After this wizard, Platform.sh will provision the whole infrastructure to yo and provide your project a remote Git repository. The Platform.sh Git-driven infrastructure means it will automatically manage everything your application needs to push it to the master remote repository. After you set up your SSH keys, you’ll only need to write your code—including a few YAML files that specify your desired infrastructure—then commit it to Git and push.

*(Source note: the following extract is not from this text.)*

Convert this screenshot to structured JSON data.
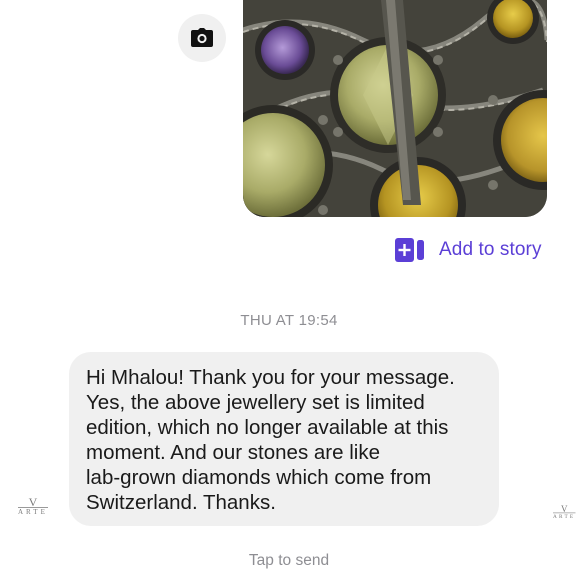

git remote add platform <platform.sh@gitrepository>
git commit -m "Initial project"
git push -u platform master

Code pushed will create both the Java application, the services instances, and, when it’s done, will return an IP address to the service. Let’s test the application.

curl -X POST -k -H 'Content-Type: application/json' -i 'https://<host_addresss>/cars' --data '{"id":1,"plate":"AB-0001-AB","model":"Vogel","age":2012,"color":"green"}'
curl -X POST -k -H 'Content-Type: application/json' -i 'https://<host_addresss>/cars' --data '{"id":2,"plate":"AB-0003-AB","model":"Renault","age":2018,"color":"red"}'
curl -X POST -k -H 'Content-Type: application/json' -i 'https://<host_addresss>/cars' --data '{"id":3,"plate":"AB-0006-AB","model":"Peugeot","age":2019"color":"black"}'
curl -X GET -i 'https://<host_address>/logs'

In this post, we learned about how to optimize asynchronous communication across the system with RabbitMQ and Spring. This strategy will allow your application to be more scalable and will prevent the user from waiting too long for an answer for a Queue/Topic consumer. An architecture that has any asynchronous communication allows, for example, a second application to read and process the information from the broker or to have more than one consumer, if the system requires it.